In simple words: It checks if two moments feel like the same “thing” returning.
Used in
- ✅ C041 – TraceIdentityScore
- ✅ T014 – Robust Modal Identity
Extending HHM — Getting AI to Propose New Operators
You can ask an AI to help you design new operators — either to explore a new domain or to test a specific hypothesis. The process is simple, but there are a few guardrails to keep your results trustworthy:
- Load the HHM bundle first: Upload
HHM_bundle.json
so the AI knows the existing operator definitions, axioms, and components. - State your goal clearly: Tell the AI what pattern or measurement you want, in plain language first (e.g., “find a way to measure the symmetry of this pattern over time”).

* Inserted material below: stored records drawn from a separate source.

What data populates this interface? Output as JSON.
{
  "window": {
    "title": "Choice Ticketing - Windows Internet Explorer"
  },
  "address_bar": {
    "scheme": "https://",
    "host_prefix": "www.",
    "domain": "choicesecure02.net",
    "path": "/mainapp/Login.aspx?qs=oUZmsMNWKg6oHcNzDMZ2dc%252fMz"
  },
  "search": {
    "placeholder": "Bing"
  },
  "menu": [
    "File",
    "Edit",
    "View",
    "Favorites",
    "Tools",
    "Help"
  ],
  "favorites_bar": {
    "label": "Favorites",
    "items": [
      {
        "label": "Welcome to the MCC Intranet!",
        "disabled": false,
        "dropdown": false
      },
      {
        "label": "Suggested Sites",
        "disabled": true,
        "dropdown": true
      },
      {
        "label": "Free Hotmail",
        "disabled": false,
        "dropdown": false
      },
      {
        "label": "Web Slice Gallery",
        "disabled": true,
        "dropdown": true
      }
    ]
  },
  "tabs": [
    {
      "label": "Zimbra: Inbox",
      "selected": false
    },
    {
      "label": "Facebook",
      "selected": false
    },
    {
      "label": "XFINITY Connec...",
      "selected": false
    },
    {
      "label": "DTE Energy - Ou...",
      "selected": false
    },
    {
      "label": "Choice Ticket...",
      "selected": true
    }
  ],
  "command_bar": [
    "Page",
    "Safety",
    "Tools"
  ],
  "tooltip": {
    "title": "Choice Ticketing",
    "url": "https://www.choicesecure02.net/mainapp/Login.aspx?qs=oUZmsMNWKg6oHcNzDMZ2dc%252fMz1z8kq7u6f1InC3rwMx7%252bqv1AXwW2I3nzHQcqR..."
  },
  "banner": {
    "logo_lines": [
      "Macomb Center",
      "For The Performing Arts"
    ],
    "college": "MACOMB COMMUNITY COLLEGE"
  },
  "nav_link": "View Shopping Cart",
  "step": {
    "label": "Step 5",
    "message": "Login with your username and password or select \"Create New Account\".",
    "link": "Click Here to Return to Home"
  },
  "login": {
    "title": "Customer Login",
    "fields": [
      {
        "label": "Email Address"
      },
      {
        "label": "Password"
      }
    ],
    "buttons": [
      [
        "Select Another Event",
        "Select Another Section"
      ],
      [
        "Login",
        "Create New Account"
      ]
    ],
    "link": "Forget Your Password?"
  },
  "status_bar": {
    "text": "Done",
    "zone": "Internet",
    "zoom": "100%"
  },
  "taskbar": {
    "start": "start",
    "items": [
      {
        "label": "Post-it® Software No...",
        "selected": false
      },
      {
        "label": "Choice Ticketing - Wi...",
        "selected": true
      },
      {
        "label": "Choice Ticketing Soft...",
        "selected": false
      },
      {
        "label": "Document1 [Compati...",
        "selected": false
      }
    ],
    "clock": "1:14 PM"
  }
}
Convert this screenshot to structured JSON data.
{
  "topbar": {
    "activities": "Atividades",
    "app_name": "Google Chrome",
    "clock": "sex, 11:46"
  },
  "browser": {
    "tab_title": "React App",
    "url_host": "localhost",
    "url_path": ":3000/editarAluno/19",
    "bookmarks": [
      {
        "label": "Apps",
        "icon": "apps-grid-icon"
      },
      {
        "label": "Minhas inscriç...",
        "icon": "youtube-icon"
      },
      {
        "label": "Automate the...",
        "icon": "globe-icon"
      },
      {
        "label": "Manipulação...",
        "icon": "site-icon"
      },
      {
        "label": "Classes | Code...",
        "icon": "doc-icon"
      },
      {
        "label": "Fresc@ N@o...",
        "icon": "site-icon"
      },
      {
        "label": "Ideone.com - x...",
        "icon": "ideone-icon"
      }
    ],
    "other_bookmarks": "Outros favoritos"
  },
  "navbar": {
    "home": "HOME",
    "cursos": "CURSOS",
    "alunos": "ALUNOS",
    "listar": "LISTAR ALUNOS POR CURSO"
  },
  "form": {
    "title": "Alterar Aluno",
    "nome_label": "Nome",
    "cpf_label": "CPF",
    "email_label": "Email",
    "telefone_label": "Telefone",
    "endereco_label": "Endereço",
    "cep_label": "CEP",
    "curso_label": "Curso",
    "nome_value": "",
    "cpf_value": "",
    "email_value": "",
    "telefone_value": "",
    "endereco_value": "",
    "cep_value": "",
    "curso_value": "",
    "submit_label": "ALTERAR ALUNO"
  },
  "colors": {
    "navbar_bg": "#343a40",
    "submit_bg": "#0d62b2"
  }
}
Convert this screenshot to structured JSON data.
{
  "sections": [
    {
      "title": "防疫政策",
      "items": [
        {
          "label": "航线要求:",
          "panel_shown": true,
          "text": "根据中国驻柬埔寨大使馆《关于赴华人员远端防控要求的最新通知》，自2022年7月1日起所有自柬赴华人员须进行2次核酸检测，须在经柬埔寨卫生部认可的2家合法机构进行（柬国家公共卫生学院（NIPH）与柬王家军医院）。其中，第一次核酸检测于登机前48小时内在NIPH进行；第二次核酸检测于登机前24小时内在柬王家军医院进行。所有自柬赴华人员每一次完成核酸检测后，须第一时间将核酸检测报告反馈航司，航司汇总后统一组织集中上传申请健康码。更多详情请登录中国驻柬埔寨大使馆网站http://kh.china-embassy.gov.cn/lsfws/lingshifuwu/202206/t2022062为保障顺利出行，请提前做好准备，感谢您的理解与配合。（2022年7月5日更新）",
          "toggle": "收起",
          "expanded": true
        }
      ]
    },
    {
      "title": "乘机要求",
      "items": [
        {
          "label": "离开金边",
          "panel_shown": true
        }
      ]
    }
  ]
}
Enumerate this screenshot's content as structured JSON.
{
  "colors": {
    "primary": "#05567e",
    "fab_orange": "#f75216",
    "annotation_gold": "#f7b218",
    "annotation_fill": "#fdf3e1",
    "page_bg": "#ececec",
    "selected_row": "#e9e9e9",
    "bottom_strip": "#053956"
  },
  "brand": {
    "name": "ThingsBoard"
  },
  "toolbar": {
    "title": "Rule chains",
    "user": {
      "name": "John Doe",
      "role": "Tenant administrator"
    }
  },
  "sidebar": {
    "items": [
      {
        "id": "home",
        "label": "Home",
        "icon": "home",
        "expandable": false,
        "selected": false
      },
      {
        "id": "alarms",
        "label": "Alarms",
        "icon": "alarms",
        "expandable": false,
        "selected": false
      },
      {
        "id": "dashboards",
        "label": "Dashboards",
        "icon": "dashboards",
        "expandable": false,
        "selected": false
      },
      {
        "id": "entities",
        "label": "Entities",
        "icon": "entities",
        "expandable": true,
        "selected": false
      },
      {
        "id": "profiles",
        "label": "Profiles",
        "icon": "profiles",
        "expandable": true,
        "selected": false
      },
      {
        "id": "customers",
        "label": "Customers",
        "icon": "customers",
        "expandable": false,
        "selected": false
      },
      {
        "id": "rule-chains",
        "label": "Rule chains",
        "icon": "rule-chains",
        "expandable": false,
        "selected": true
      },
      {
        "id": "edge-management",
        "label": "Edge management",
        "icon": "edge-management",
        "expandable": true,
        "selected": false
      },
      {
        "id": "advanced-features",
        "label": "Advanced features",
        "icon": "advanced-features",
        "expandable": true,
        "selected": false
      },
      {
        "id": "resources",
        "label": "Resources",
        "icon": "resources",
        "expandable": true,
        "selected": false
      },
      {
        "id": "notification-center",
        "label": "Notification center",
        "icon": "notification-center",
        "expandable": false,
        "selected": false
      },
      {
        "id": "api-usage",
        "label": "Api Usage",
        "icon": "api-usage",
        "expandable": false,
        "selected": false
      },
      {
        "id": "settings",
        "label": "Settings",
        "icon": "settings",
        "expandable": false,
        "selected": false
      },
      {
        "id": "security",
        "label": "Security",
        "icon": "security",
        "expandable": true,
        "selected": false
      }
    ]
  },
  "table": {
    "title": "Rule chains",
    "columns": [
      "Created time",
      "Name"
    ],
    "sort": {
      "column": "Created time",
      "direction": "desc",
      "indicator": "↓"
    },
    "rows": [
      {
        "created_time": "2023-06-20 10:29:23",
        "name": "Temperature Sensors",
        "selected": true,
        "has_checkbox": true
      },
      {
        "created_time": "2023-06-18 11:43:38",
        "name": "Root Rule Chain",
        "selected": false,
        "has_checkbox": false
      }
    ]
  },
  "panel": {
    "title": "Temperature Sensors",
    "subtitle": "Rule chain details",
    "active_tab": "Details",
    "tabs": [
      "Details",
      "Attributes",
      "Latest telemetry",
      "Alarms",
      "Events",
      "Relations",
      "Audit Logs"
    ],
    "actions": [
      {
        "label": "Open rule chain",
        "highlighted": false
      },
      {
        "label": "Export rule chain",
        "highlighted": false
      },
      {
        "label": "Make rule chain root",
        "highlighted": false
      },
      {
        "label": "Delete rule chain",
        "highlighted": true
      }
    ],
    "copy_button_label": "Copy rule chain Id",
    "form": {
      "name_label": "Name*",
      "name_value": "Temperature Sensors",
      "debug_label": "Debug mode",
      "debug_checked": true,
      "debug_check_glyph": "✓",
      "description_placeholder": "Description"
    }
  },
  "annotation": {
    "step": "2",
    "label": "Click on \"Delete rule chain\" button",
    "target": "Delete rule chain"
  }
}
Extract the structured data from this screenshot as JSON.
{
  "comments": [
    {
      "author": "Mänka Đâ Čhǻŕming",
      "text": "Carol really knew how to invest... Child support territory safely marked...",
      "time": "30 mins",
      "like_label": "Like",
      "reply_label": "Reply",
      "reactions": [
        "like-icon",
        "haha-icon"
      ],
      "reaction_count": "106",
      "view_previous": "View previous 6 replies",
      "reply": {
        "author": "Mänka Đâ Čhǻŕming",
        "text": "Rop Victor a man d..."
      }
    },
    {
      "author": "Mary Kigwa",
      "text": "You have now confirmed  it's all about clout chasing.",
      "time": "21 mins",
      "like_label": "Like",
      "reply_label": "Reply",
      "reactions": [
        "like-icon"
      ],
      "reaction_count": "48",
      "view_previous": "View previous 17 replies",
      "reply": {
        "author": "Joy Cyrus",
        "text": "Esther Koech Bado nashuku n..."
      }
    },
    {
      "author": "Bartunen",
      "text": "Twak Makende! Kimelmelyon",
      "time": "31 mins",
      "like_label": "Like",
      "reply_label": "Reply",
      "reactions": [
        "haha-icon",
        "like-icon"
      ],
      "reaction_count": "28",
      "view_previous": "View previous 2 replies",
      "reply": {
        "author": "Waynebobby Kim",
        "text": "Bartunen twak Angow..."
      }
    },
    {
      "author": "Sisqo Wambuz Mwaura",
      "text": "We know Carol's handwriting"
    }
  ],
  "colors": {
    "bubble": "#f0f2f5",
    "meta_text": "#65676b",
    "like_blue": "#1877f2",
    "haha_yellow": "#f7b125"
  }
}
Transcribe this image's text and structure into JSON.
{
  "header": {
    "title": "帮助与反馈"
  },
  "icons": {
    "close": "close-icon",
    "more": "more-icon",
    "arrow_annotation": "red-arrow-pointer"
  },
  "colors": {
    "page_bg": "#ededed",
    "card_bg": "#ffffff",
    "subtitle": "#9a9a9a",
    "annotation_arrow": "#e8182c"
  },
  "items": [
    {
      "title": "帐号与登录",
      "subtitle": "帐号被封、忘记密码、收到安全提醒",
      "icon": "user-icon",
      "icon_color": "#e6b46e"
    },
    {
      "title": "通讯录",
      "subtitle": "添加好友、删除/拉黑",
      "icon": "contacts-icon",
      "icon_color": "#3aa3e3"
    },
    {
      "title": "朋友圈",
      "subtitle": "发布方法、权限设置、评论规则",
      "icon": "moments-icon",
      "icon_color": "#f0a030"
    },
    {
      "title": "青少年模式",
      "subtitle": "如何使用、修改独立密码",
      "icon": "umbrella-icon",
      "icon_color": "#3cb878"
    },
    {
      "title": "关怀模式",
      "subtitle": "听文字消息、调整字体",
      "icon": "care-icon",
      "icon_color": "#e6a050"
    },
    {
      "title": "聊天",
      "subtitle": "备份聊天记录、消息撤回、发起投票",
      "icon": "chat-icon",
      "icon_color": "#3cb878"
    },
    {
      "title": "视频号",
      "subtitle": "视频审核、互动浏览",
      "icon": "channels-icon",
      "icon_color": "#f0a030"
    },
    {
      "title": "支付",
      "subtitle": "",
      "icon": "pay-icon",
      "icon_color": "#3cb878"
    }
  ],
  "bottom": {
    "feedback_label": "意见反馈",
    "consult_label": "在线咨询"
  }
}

- Ask for an operator draft: The AI should propose:
- Operator name & ID (e.g., OP031)
- What it measures (plain and technical)
- Input, logic, and output definition
- Example use cases
- Check alignment: Compare the draft’s structure to the
HHM_Operators.json
format — same sections, same clarity. - Validate it: Before trusting the operator, run it on at least one known dataset where you already know the result, and make sure it behaves as expected.
- Document it: Save the definition, the test run, and the dataset used so others (or you in the future) can reproduce the result.